Looking to the Future: Ensuring a Healthier America for All
David Williams, PhD, professor of public health and professor of African and African-American studies at Harvard T.H. Chan School of Public Health, gave the closing keynote, highlighting that all Americans should have better health. The U.S. spends the most on medical care globally, but has an average lower life expectancy than more than 60 industrialized countries.
Dr. Williams noted that a recent study showed that because of racial disparities in health, 203 Black people die prematurely every day. This isn’t just a loss of life, he said, it is also $15.8 trillion in loss every year. And because of racial inequities in health, Black children are three times more likely to lose a mother by age 10, and Black adults are ten times more likely to lose a child by age 30.
Programs that create equity help everyone, he said, citing the example of the State of Delaware, which implemented colorectal cancer screening and treatment regardless of health insurance while combining it with outreach. The program eliminated racial inequities in screening and nearly eliminated the mortality difference for African-Americans. The initiative provided care to all, and a net savings of $1.5 million per year due to reduced incidence and earlier diagnosis.
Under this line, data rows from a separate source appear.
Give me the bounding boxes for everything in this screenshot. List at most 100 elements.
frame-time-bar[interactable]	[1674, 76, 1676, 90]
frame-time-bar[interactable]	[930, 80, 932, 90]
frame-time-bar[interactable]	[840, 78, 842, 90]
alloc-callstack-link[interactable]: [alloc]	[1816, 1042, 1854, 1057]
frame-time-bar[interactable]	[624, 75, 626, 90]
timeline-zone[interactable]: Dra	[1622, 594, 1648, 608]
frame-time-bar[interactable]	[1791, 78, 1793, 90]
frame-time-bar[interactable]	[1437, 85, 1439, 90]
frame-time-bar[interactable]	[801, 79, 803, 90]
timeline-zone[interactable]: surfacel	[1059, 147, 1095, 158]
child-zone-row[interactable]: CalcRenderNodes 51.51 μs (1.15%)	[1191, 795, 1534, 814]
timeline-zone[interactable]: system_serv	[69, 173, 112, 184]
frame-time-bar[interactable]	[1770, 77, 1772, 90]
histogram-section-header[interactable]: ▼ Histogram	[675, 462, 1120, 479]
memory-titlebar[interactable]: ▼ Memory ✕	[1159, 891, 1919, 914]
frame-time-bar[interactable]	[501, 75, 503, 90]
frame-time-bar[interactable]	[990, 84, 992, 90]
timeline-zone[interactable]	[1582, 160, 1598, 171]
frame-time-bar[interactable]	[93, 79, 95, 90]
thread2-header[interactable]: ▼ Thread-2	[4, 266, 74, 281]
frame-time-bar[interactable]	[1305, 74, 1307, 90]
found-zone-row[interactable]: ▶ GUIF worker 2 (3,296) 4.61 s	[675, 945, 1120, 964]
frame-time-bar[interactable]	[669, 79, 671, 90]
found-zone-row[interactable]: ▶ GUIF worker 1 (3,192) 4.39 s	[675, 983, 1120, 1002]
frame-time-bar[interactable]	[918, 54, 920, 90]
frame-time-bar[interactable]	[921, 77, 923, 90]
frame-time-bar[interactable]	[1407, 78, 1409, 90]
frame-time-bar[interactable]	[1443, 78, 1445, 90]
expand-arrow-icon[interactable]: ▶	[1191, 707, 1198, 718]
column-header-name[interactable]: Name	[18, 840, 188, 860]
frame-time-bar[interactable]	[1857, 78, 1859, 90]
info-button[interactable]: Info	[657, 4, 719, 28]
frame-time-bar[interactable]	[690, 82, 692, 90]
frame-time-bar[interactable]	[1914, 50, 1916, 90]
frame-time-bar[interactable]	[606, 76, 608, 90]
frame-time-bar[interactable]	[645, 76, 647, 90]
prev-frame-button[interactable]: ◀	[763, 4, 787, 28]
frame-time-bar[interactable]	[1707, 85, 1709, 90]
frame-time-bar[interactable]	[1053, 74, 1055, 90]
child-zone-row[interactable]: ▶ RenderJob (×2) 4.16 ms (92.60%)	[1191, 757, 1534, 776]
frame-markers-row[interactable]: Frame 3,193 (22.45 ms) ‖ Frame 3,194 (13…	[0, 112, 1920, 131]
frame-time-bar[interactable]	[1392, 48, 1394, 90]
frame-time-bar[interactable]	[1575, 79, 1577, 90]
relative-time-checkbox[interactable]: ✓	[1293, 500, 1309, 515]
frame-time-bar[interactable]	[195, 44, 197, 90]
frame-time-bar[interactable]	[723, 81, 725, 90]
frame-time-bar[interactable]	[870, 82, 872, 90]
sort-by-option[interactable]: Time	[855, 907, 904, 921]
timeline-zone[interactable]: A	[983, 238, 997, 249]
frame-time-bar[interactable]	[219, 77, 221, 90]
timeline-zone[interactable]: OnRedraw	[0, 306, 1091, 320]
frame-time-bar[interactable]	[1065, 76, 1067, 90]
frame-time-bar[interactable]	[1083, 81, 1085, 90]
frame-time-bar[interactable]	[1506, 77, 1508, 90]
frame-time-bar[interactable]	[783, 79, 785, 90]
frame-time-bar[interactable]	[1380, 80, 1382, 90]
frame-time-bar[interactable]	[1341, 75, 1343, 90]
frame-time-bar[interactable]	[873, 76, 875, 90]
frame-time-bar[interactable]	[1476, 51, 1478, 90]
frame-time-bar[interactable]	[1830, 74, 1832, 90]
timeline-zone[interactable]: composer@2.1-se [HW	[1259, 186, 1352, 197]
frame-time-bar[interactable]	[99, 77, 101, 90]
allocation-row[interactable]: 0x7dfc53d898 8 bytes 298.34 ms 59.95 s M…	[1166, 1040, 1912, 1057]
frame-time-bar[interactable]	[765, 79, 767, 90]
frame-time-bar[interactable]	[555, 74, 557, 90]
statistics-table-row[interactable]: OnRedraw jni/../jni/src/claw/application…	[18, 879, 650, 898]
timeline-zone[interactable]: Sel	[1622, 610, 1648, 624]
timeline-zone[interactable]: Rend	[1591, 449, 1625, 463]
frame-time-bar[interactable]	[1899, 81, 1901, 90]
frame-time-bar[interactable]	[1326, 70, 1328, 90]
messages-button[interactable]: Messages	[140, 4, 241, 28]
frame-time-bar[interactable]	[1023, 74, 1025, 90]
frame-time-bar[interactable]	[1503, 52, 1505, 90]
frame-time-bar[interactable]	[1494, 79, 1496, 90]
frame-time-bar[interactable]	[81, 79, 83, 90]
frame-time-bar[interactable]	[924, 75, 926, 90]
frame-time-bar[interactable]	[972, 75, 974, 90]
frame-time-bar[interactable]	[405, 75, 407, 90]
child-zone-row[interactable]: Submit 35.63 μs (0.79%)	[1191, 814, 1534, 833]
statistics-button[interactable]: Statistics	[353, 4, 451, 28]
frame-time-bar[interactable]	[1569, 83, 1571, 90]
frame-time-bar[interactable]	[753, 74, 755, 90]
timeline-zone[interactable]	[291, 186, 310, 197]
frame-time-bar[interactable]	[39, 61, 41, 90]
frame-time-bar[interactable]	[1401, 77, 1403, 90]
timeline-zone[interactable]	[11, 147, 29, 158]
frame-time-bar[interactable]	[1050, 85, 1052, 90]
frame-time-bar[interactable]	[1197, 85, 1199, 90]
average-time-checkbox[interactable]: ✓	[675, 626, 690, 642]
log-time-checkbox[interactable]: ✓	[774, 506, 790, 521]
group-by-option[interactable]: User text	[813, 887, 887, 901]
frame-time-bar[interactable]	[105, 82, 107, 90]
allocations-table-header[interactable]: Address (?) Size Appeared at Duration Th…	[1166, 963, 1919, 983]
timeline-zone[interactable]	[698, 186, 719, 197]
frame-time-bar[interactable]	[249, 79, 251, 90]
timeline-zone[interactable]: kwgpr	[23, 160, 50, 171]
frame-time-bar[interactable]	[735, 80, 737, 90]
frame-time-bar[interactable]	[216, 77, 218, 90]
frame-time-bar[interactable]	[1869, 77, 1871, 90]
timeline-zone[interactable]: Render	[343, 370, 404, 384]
Dr. Williams said that we need to reduce implicit bias in care. He explained that short anti-bias interventions don’t always reduce bias, according to the evidence. Dr. Patricia Divine, professor of psychology at the University of Wisconsin-Madison, developed a 12-week program that teaches providers multiple strategies and reduces bias. Initial research shows that it works.
Dr. Williams also emphasized the importance of diversifying the healthcare workforce. A study from Northern California gave African-American males a coupon to go to a nearby hospital for screening. Once at the hospital, they were randomly assigned to a doctor of their own race or another doctor. Men who saw a doctor of their own race were more likely to talk about other health problems, get screened for diabetes, receive the flu vaccine, and be screened for cholesterol. Additionally, studies show that when there are more Black primary care providers in a county, the higher the life expectancy for Black people in that area.
“Most Americans are unaware studies show that racial inequities in health even exist. We need to pay attention to how we talk and frame the policy solutions,” Dr. Williams said. “We cannot be silent…we need to redouble efforts to work together to build a healthier America for all.”